Art and Computer Related Working Language

Concept Art: Hand drawn, roughly scaled, copied from plans, or cut & pasted art with loose dimensions. To get the ball rolling and everyone visualizing the end product.

Production Art: Mild conversions or tweaks to adjust given files to print formats

Creative Art: Creating, implementing, branding, or otherwise building from a rough concept to final art file.

Vectored Art: creation tends to be less expensive than Rasterized art creation.

Digital Mockup: Rendering of concept art to display close to actual dimensions.

Digital Pre-Flight: Final Mockup used for printing and installation instructions. Signed approval of all notes, specs, directions, and dims means production is scheduled and client to be notified of soonest ship date.

10% Rule: Conversion of art and measurements to 10%. Moving a decimal point is safest method of scaling down elevations. A 0.10” (1/10th” scale) conversion means art should be 1500dpi. A 0.50” conversion (1/2” scale) would need art at 300dpi. Especially useful in rendering multiple panels or full walls.

Print Ready: Art files specifically designed and specified for large format printing.

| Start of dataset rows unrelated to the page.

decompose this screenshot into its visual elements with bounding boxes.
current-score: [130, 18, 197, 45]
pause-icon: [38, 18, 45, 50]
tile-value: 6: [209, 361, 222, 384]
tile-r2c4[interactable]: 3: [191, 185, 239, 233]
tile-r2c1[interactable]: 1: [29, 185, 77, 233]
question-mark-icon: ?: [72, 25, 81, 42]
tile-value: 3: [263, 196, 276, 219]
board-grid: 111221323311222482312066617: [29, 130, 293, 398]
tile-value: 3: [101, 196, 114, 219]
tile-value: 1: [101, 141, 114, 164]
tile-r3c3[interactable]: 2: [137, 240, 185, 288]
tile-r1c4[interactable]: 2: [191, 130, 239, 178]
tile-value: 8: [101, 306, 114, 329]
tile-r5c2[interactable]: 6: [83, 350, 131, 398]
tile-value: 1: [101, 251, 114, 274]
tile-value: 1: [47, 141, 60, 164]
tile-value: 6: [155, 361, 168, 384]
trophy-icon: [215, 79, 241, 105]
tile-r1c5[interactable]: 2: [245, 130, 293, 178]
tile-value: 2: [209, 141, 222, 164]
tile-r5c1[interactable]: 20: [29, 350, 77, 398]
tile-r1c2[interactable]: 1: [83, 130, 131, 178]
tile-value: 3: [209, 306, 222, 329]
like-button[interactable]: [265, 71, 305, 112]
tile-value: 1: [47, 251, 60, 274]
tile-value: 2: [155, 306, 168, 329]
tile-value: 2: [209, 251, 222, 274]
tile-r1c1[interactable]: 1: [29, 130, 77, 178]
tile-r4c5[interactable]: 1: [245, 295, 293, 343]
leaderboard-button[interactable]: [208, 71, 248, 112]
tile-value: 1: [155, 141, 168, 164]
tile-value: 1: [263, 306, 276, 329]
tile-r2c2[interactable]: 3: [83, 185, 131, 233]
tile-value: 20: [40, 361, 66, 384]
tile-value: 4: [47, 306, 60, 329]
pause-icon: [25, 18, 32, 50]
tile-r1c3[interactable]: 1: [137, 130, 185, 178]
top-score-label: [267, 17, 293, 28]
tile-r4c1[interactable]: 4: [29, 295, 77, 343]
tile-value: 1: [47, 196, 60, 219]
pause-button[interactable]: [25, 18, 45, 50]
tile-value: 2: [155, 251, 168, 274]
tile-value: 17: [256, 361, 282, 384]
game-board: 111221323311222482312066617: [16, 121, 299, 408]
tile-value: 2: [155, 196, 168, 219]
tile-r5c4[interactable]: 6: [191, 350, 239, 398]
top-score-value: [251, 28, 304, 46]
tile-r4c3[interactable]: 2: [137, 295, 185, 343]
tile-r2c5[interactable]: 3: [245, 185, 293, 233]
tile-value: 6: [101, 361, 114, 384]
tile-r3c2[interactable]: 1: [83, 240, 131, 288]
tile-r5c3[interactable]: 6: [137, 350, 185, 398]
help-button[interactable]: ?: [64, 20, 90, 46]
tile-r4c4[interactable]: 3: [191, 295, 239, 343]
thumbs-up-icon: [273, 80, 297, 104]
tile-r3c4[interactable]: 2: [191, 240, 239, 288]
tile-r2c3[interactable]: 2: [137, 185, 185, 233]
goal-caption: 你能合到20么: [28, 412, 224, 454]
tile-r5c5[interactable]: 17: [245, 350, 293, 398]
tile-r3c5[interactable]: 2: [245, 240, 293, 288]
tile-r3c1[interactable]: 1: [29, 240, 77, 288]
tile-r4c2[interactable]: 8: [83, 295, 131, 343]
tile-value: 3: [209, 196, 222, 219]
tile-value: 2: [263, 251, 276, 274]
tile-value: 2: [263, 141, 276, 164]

DPI: Dots per Inch and standard for printing output. The difference between 300-DPI and 150-DPI digital printing, standing 5-10 feet away is visually identical. The viewer would need to be less than 12 inches away to see a difference in quality.

@ Actual Size: At actual size. Computer renders art at actual size of project so printing is real-time and accurate for direct application.

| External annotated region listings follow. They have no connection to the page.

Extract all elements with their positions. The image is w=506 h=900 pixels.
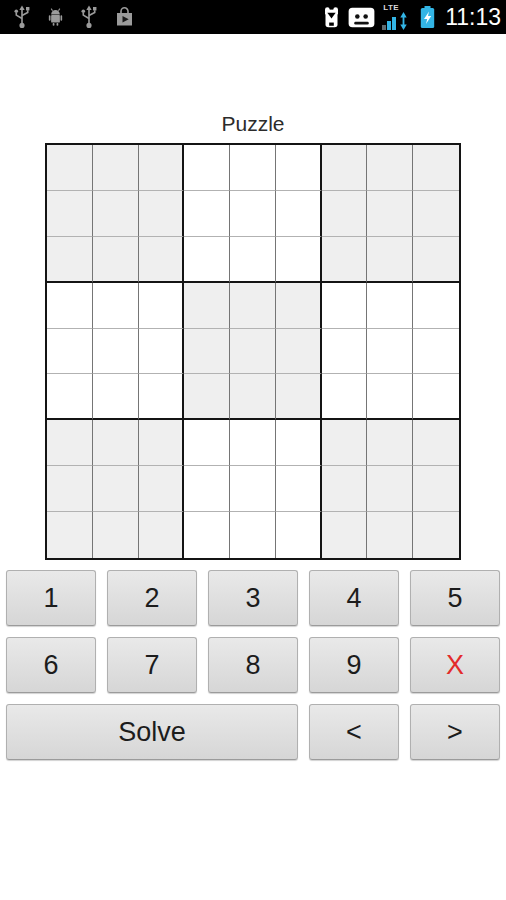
sudoku-cell-r4c8[interactable] [367, 283, 413, 329]
sudoku-cell-r3c7[interactable] [322, 237, 368, 283]
keypad-row-2: 6 7 8 9 X [6, 637, 500, 693]
sudoku-cell-r1c2[interactable] [93, 145, 139, 191]
sudoku-cell-r3c5[interactable] [230, 237, 276, 283]
sudoku-cell-r6c9[interactable] [413, 374, 459, 420]
sudoku-cell-r5c6[interactable] [276, 329, 322, 375]
sudoku-cell-r3c9[interactable] [413, 237, 459, 283]
sudoku-cell-r4c6[interactable] [276, 283, 322, 329]
sudoku-cell-r9c8[interactable] [367, 512, 413, 558]
key-clear[interactable]: X [410, 637, 500, 693]
sudoku-cell-r8c2[interactable] [93, 466, 139, 512]
sudoku-cell-r3c1[interactable] [47, 237, 93, 283]
sudoku-cell-r5c3[interactable] [139, 329, 185, 375]
sudoku-cell-r6c6[interactable] [276, 374, 322, 420]
sudoku-cell-r2c9[interactable] [413, 191, 459, 237]
sudoku-cell-r8c9[interactable] [413, 466, 459, 512]
sudoku-cell-r6c1[interactable] [47, 374, 93, 420]
sudoku-cell-r1c8[interactable] [367, 145, 413, 191]
prev-button[interactable]: < [309, 704, 399, 760]
sudoku-cell-r5c8[interactable] [367, 329, 413, 375]
lte-signal-icon: LTE [382, 4, 413, 30]
sudoku-cell-r4c2[interactable] [93, 283, 139, 329]
sudoku-cell-r1c4[interactable] [184, 145, 230, 191]
usb-icon [12, 5, 32, 29]
sudoku-cell-r7c5[interactable] [230, 420, 276, 466]
sudoku-cell-r5c9[interactable] [413, 329, 459, 375]
sudoku-cell-r9c3[interactable] [139, 512, 185, 558]
sudoku-cell-r5c7[interactable] [322, 329, 368, 375]
sudoku-cell-r9c4[interactable] [184, 512, 230, 558]
sudoku-cell-r2c2[interactable] [93, 191, 139, 237]
sudoku-cell-r2c6[interactable] [276, 191, 322, 237]
sudoku-cell-r7c6[interactable] [276, 420, 322, 466]
sudoku-cell-r7c2[interactable] [93, 420, 139, 466]
next-button[interactable]: > [410, 704, 500, 760]
sudoku-cell-r7c4[interactable] [184, 420, 230, 466]
sudoku-cell-r7c1[interactable] [47, 420, 93, 466]
sudoku-cell-r4c1[interactable] [47, 283, 93, 329]
sudoku-cell-r1c9[interactable] [413, 145, 459, 191]
sudoku-cell-r2c3[interactable] [139, 191, 185, 237]
sudoku-cell-r6c7[interactable] [322, 374, 368, 420]
sudoku-cell-r6c8[interactable] [367, 374, 413, 420]
key-2[interactable]: 2 [107, 570, 197, 626]
sudoku-cell-r3c6[interactable] [276, 237, 322, 283]
key-3[interactable]: 3 [208, 570, 298, 626]
sudoku-cell-r8c4[interactable] [184, 466, 230, 512]
sudoku-cell-r8c5[interactable] [230, 466, 276, 512]
status-bar-left-icons [12, 5, 137, 29]
sudoku-cell-r8c7[interactable] [322, 466, 368, 512]
key-1[interactable]: 1 [6, 570, 96, 626]
sudoku-board [45, 143, 461, 560]
key-5[interactable]: 5 [410, 570, 500, 626]
network-type-label: LTE [383, 4, 399, 12]
sudoku-cell-r2c8[interactable] [367, 191, 413, 237]
sudoku-cell-r9c5[interactable] [230, 512, 276, 558]
status-bar-clock: 11:13 [445, 0, 501, 34]
usb-icon [79, 5, 99, 29]
sudoku-cell-r5c1[interactable] [47, 329, 93, 375]
sudoku-cell-r3c8[interactable] [367, 237, 413, 283]
sudoku-cell-r1c1[interactable] [47, 145, 93, 191]
sudoku-cell-r4c7[interactable] [322, 283, 368, 329]
sudoku-cell-r2c4[interactable] [184, 191, 230, 237]
sudoku-cell-r7c3[interactable] [139, 420, 185, 466]
key-6[interactable]: 6 [6, 637, 96, 693]
key-7[interactable]: 7 [107, 637, 197, 693]
sudoku-cell-r6c4[interactable] [184, 374, 230, 420]
sudoku-cell-r6c3[interactable] [139, 374, 185, 420]
sudoku-cell-r6c2[interactable] [93, 374, 139, 420]
page-title: Puzzle [0, 112, 506, 136]
sudoku-cell-r8c3[interactable] [139, 466, 185, 512]
sudoku-cell-r9c2[interactable] [93, 512, 139, 558]
battery-charging-icon [420, 5, 435, 29]
solve-button[interactable]: Solve [6, 704, 298, 760]
sudoku-cell-r5c5[interactable] [230, 329, 276, 375]
sudoku-cell-r5c2[interactable] [93, 329, 139, 375]
sudoku-cell-r2c5[interactable] [230, 191, 276, 237]
key-8[interactable]: 8 [208, 637, 298, 693]
sudoku-cell-r2c1[interactable] [47, 191, 93, 237]
sudoku-cell-r4c9[interactable] [413, 283, 459, 329]
sudoku-cell-r2c7[interactable] [322, 191, 368, 237]
sudoku-cell-r9c1[interactable] [47, 512, 93, 558]
keypad: 1 2 3 4 5 6 7 8 9 X Solve < > [6, 570, 500, 771]
sudoku-cell-r1c5[interactable] [230, 145, 276, 191]
sudoku-cell-r1c3[interactable] [139, 145, 185, 191]
key-4[interactable]: 4 [309, 570, 399, 626]
status-bar-right-icons: LTE 11:13 [322, 0, 501, 34]
sudoku-cell-r3c4[interactable] [184, 237, 230, 283]
sudoku-cell-r8c6[interactable] [276, 466, 322, 512]
play-store-download-icon [112, 5, 137, 29]
sudoku-cell-r3c3[interactable] [139, 237, 185, 283]
sudoku-cell-r1c7[interactable] [322, 145, 368, 191]
keypad-row-1: 1 2 3 4 5 [6, 570, 500, 626]
sudoku-cell-r3c2[interactable] [93, 237, 139, 283]
sudoku-cell-r6c5[interactable] [230, 374, 276, 420]
emulator-face-icon [348, 7, 375, 28]
sudoku-cell-r4c5[interactable] [230, 283, 276, 329]
sudoku-cell-r8c8[interactable] [367, 466, 413, 512]
status-bar: LTE 11:13 [0, 0, 506, 34]
sudoku-cell-r4c3[interactable] [139, 283, 185, 329]
sudoku-cell-r9c7[interactable] [322, 512, 368, 558]
sudoku-cell-r9c9[interactable] [413, 512, 459, 558]
sudoku-cell-r7c7[interactable] [322, 420, 368, 466]
sudoku-cell-r8c1[interactable] [47, 466, 93, 512]
android-debug-icon [45, 6, 66, 28]
sudoku-cell-r1c6[interactable] [276, 145, 322, 191]
sudoku-cell-r7c9[interactable] [413, 420, 459, 466]
keypad-row-3: Solve < > [6, 704, 500, 760]
key-9[interactable]: 9 [309, 637, 399, 693]
sudoku-cell-r5c4[interactable] [184, 329, 230, 375]
sudoku-cell-r7c8[interactable] [367, 420, 413, 466]
sudoku-cell-r9c6[interactable] [276, 512, 322, 558]
sudoku-cell-r4c4[interactable] [184, 283, 230, 329]
robot-face-icon [322, 5, 341, 29]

Font: Lettering styles and formats either purchased or provided. Some styles are more appropriate for large format printing.

Vectorized File: Can be indefinitely scaled up and down without loss of resolution. Great with printing large format Fonts, Icons, Animated Images, Stripes and Tiled/Crisp patterns. Difficult with mist, ghosts, fades.

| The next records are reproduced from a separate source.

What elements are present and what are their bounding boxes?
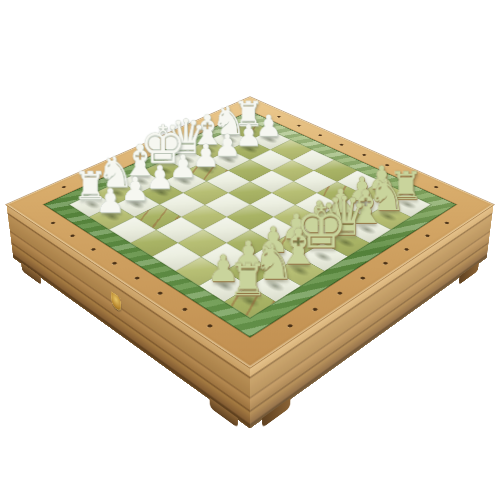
brass-pin-icon xyxy=(287,324,294,328)
brass-pin-icon xyxy=(317,134,322,136)
brass-pin-icon xyxy=(444,221,450,224)
brass-pin-icon xyxy=(361,154,366,157)
brass-pin-icon xyxy=(360,276,366,280)
square-d4[interactable] xyxy=(228,181,272,204)
scene-3d: ♜♟♟♜♞♟♟♞♝♟♟♝♛♟♟♛♚♟♟♚♝♟♟♝♞♟♟♞♜♟♟♜ xyxy=(0,0,500,500)
brass-pin-icon xyxy=(207,324,214,328)
brass-pin-icon xyxy=(312,307,319,311)
brass-pin-icon xyxy=(134,276,140,280)
brass-pin-icon xyxy=(157,291,164,295)
brass-pin-icon xyxy=(181,307,188,311)
brass-pin-icon xyxy=(90,248,96,251)
brass-pin-icon xyxy=(382,262,388,266)
brass-pin-icon xyxy=(50,221,56,224)
brass-pin-icon xyxy=(70,234,76,237)
brass-pin-icon xyxy=(404,248,410,251)
box-top-face: ♜♟♟♜♞♟♟♞♝♟♟♝♛♟♟♛♚♟♟♚♝♟♟♝♞♟♟♞♜♟♟♜ xyxy=(6,97,493,368)
piece-white-pawn[interactable]: ♟ xyxy=(78,184,142,217)
piece-green-rook[interactable]: ♜ xyxy=(212,258,285,302)
brass-pin-icon xyxy=(424,234,430,237)
brass-pin-icon xyxy=(112,262,118,266)
brass-pin-icon xyxy=(339,144,344,147)
brass-pin-icon xyxy=(297,125,302,127)
brass-pin-icon xyxy=(336,291,343,295)
product-photo-stage: Overhead-angle product photo of a stone … xyxy=(0,0,500,500)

Rasterized File: Will pixelate as image increases in scale. Actual size (Width x Height) of a saved image is critical; the larger, the more ideal conversion to large format printing. For example iPhone 5 image saved at 8mb will result in a 150dpi print of 21” x 16”. Tends to have higher price points and more realistic resolution because pixels allow for softer images like mists, ghosts, fades.